Wednesday, December 16, 2015

Welcome to the Confessional

Welcome to the Confessional

For about 9 years of college, from my time at a community college through about half of my doctorate, I was a Social Justice Warrior. By standards of the SJWs I was pretty conservative but I still believed most of the things SJWs advocated for. When I disagreed I kept my mouth shut....for a while. Eventually my attitudes changed because of the authoritarian tendencies of SJWs that I couldn't ignore, including censorship and even advocacy for thought control. The final act that lead to regaining use of my reason was experiencing a real religious conversion, the topic and fruits of which are the subject of my other blog.

This blog is your guide to how the modern social justice movement has risen to prominence and lead to the corruption of pop culture, politics, economics and even everyday life for people in the West. My intention is post an article at least once each week, covering happenings in the world of social justice and universities (as well as the broader culture) in order to shed a light on what is really happening. I do not claim to have profound expertise but I do have a lot of experience working with these people and I understand how they think. Moreover, I understand the authoritarian tendencies of Social Justice Warriors even when they themselves do not.

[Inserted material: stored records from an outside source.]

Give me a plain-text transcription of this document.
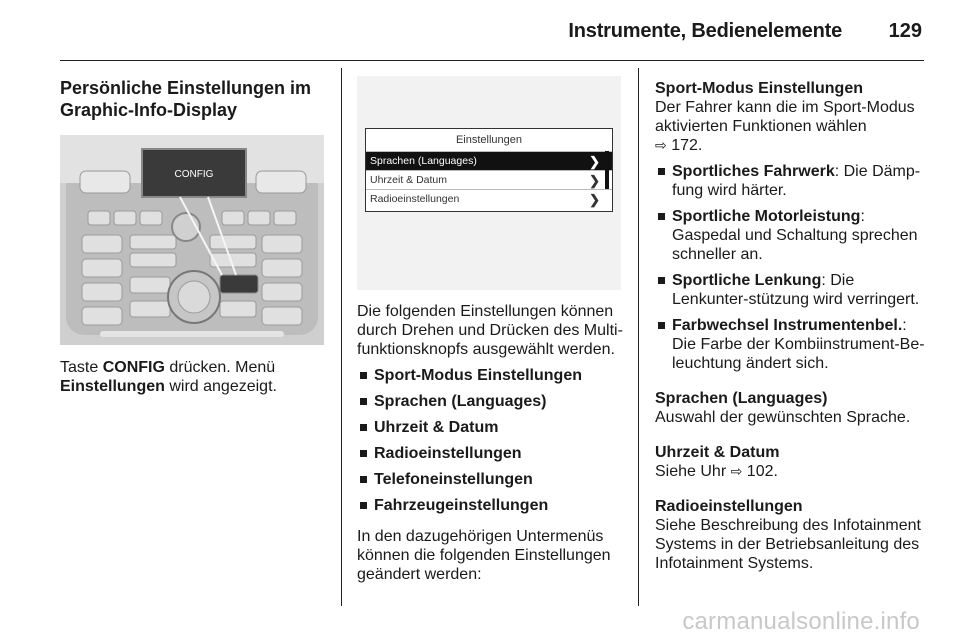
Instrumente, Bedienelemente 129
Persönliche Einstellungen im Graphic-Info-Display
CONFIG
Taste CONFIG drücken. Menü Einstellungen wird angezeigt.
Einstellungen
Sprachen (Languages)	❯
Uhrzeit & Datum	❯
Radioeinstellungen	❯

Die folgenden Einstellungen können durch Drehen und Drücken des Multi-funktionsknopfs ausgewählt werden.

Sport-Modus Einstellungen
Sprachen (Languages)
Uhrzeit & Datum
Radioeinstellungen
Telefoneinstellungen
Fahrzeugeinstellungen

In den dazugehörigen Untermenüs können die folgenden Einstellungen geändert werden:

Sport-Modus Einstellungen
Der Fahrer kann die im Sport-Modus aktivierten Funktionen wählen
⇨ 172.
Sportliches Fahrwerk: Die Dämp-fung wird härter.
Sportliche Motorleistung: Gaspedal und Schaltung sprechen schneller an.
Sportliche Lenkung: Die Lenkunter-stützung wird verringert.
Farbwechsel Instrumentenbel.: Die Farbe der Kombiinstrument-Be-leuchtung ändert sich.
Sprachen (Languages)
Auswahl der gewünschten Sprache.
Uhrzeit & Datum
Siehe Uhr ⇨ 102.
Radioeinstellungen
Siehe Beschreibung des Infotainment Systems in der Betriebsanleitung des Infotainment Systems.
carmanualsonline.info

Part of my background includes philosophy. Like any philosopher I like to define terms early. To that end, here are some common terms used by SJWs and the anti-SJW community. I'll add to the list as it becomes necessary:

Social Justice can be defined as the promotion of a more fair society by challenging existing unfairness and embracing diversity. Social Justice is said to exist when all people share a common human identity and, on the basis of that identity, all have a right to equitable treatment, support for human rights, and fair access to resources. For Social Justice Warriors, this term is understood very, very broadly, and is rooted in moral relativism. When moral relativism is linked with concepts of a common humanity, fairness and diversity the conditions are created that make challenging all but the most heinous of practices and claims to rights impossible.

Patriarchy is defined as norms, institutional arrangements, customs, beliefs and behaviors that are the product of and reinforce the subjugation of women by men. Commonly cited examples of patriarchy include the low representation of women in the Congress, the Catholic Church's refusal to ordain women, as well as demonstrable myths like the supposed 'wage gap,' 'rape culture,' and (in some cases) institutionalized forms of racism.

Institutional (fill-in-the-blank) is the application of a social ill or evil to a large scale that dominates society. Some forms of institutional injustice can be argued for with evidence, such as claims of institutional racism in the US prison system, while other claims use sketchy data at best. The purpose of claiming a social evil is an institutionalized problem is to first legitimize the problem as being worthy of political action, and second to paint as an other those who oppose doing anything about the problem – that is, to ascribe bigotry to those who disagree.

A glaring definition that I will spend a full blog post on is progressivism. I was recently asked why liberalism and progressivism were different, which I ignored. I'll address that soon, though maybe not in the next post. Suffice it to say for the time being that liberalism rests on individualism, leaving politicians like John F Kennedy and Ronald Reagan having much more in common with one another than their political loyalties might suggest. Progressivism is built on a group identity, with everything resting on collectivism. Again, I'll dive more into that in a future post.